Labyrinth by A.G. Riddle
- Jackson Coppley

- 4 days ago
- 2 min read
A.G. Riddle’s Labyrinth is a near‑future sci‑fi thriller about a widowed Marine veteran whose mysterious tinnitus episodes and visions of numbers pull him into a secretive experiment in virtual reality and AI that threatens his family and, ultimately, the wider world.
The featured character, Alan Norris, is a former Marine who lost part of his leg and developed tinnitus after an IED blast; he now teaches middle‑school history and is raising his young daughter alone after his wife’s death from cancer.
As the story opens, it is night, and Norris wakes up in an abandoned warehouse next to the bloody body of a soldier he knows, with what appear to be random numbers written on the floor. Norris has no memory of what happened.
Tinnitus plays a central role in the story as he encounters others who have tinnitus and see the same numbers.
Norris discovers an obscure website whose URL matches the number sequence he keeps seeing.

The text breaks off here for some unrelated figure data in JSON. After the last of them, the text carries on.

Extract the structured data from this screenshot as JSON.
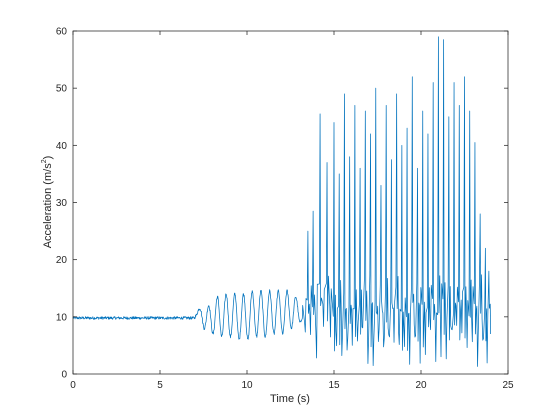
{
  "chart_data": {
    "type": "line",
    "title": "",
    "xlabel": "Time (s)",
    "ylabel": "Acceleration (m/s²)",
    "ylabel_base": "Acceleration (m/s",
    "ylabel_sup": "2",
    "ylabel_tail": ")",
    "xlim": [
      0,
      25
    ],
    "ylim": [
      0,
      60
    ],
    "xticks": [
      0,
      5,
      10,
      15,
      20,
      25
    ],
    "yticks": [
      0,
      10,
      20,
      30,
      40,
      50,
      60
    ],
    "grid": false,
    "legend": "none",
    "line_color": "#0072BD",
    "axis_color": "#262626",
    "series": [
      {
        "sample_interval_s": 0.02,
        "segments": [
          {
            "start_s": 0.0,
            "end_s": 7.0,
            "pattern": "noise",
            "baseline": 9.8,
            "amplitude": 0.25
          },
          {
            "start_s": 7.0,
            "end_s": 13.2,
            "pattern": "oscillation",
            "baseline": 10,
            "peaks": [
              [
                7.3,
                11.5
              ],
              [
                7.8,
                12.0
              ],
              [
                8.3,
                13.5
              ],
              [
                8.8,
                14.0
              ],
              [
                9.3,
                14.0
              ],
              [
                9.8,
                14.0
              ],
              [
                10.3,
                14.5
              ],
              [
                10.8,
                14.5
              ],
              [
                11.3,
                14.5
              ],
              [
                11.8,
                14.5
              ],
              [
                12.3,
                14.5
              ],
              [
                12.8,
                13.5
              ]
            ],
            "troughs": [
              [
                7.55,
                8.0
              ],
              [
                8.05,
                7.0
              ],
              [
                8.55,
                6.5
              ],
              [
                9.05,
                6.5
              ],
              [
                9.55,
                6.0
              ],
              [
                10.05,
                6.0
              ],
              [
                10.55,
                6.5
              ],
              [
                11.05,
                6.5
              ],
              [
                11.55,
                7.0
              ],
              [
                12.05,
                7.0
              ],
              [
                12.55,
                8.0
              ],
              [
                13.05,
                9.0
              ]
            ]
          },
          {
            "start_s": 13.2,
            "end_s": 24.0,
            "pattern": "impacts",
            "peaks": [
              [
                13.5,
                25.0
              ],
              [
                13.8,
                28.5
              ],
              [
                14.2,
                45.5
              ],
              [
                14.6,
                37.0
              ],
              [
                15.0,
                44.0
              ],
              [
                15.3,
                35.0
              ],
              [
                15.6,
                49.0
              ],
              [
                15.9,
                38.0
              ],
              [
                16.2,
                47.0
              ],
              [
                16.5,
                36.0
              ],
              [
                16.8,
                46.0
              ],
              [
                17.1,
                42.0
              ],
              [
                17.4,
                50.0
              ],
              [
                17.7,
                33.0
              ],
              [
                18.0,
                47.0
              ],
              [
                18.3,
                37.5
              ],
              [
                18.6,
                49.0
              ],
              [
                18.9,
                40.0
              ],
              [
                19.2,
                43.0
              ],
              [
                19.5,
                52.0
              ],
              [
                19.8,
                36.0
              ],
              [
                20.1,
                46.0
              ],
              [
                20.4,
                42.0
              ],
              [
                20.7,
                51.0
              ],
              [
                21.0,
                59.0
              ],
              [
                21.3,
                58.5
              ],
              [
                21.6,
                45.0
              ],
              [
                21.9,
                51.0
              ],
              [
                22.2,
                47.0
              ],
              [
                22.5,
                52.0
              ],
              [
                22.8,
                46.0
              ],
              [
                23.1,
                40.5
              ],
              [
                23.4,
                28.0
              ],
              [
                23.7,
                22.0
              ],
              [
                23.9,
                18.0
              ]
            ],
            "trough_range": [
              1.0,
              9.0
            ],
            "late_baseline": 12
          }
        ]
      }
    ]
  }
}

There he finds a small group of strangers from around Raleigh, North Carolina, all of whom have tinnitus, experience similar blackouts, and see the same code.
As a side note, the book takes place in Raleigh, North Carolina. Riddle and I share a commonality in having earned physics degrees from NC State, in Raleigh. I had to smile at the oddities Riddle brought up. For example, most cities name their interstate bypass ‘beltway.’ In Raleigh, it is ‘beltline.’
The group believes the numbers are more than a hallucination and starts working together to decode them. As they dig, they uncover hints of a far‑reaching conspiracy and realize the sequence is a key to something that could alter not just their lives but global power and technology.
The book plays on Riddle’s favorite themes, time travel being one of them. At 736 pages, it is an investment in time, most of it being a sailing trip to the other side of the globe leaving the reader wondering “why?”
The question is eventually answered.